Because Masaoka brings together a coalition of martial arts organizations from around the world, the cast includes fighters from a bunch of different countries and even a gwilo (Claude Gagnon, later a writer-director).
Boke is kind of to Tsurugi as Scud is to Blade in BLADE II, in that she’s betraying him and when she confesses it turns out he knew all along. But she’s different in that she tries to redeem herself. After he’s nearly killed she keeps an eye on him for days and then feeds him a banana when he wakes up. Unfortunately, Tsurugi’s helpers have a life expectancy similar to Paul Kersey’s loved ones.

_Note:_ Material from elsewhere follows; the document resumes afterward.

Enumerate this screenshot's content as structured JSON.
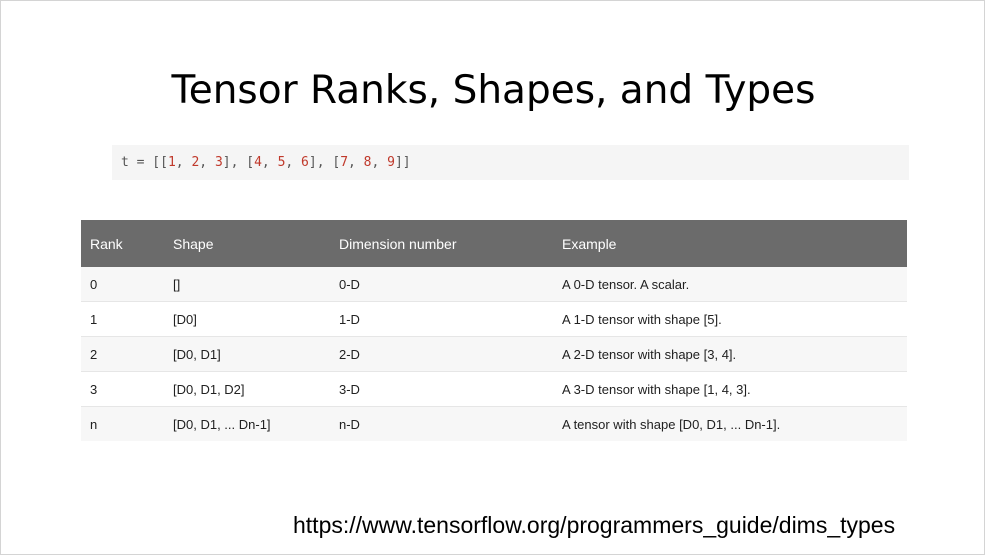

I can’t deny that there are shortcuts taken in this one to make it feature length, but it’s still a solid knuckle sandwich of a movie, lurid and colorful and awesome at all turns. And these are movies that are in the public domain, so many of us have only seen them in shitty transfers, often dubbed. No more. Shout!’s transfers are beautiful, just the right amount of color and grain, not too clean, but likely better than any print ever was. I’m loving this trilogy so far.
September 4th, 2019 at 12:11 pm
My personal favorite of the trilogy. I think it moves better and the cool parts are way cooler.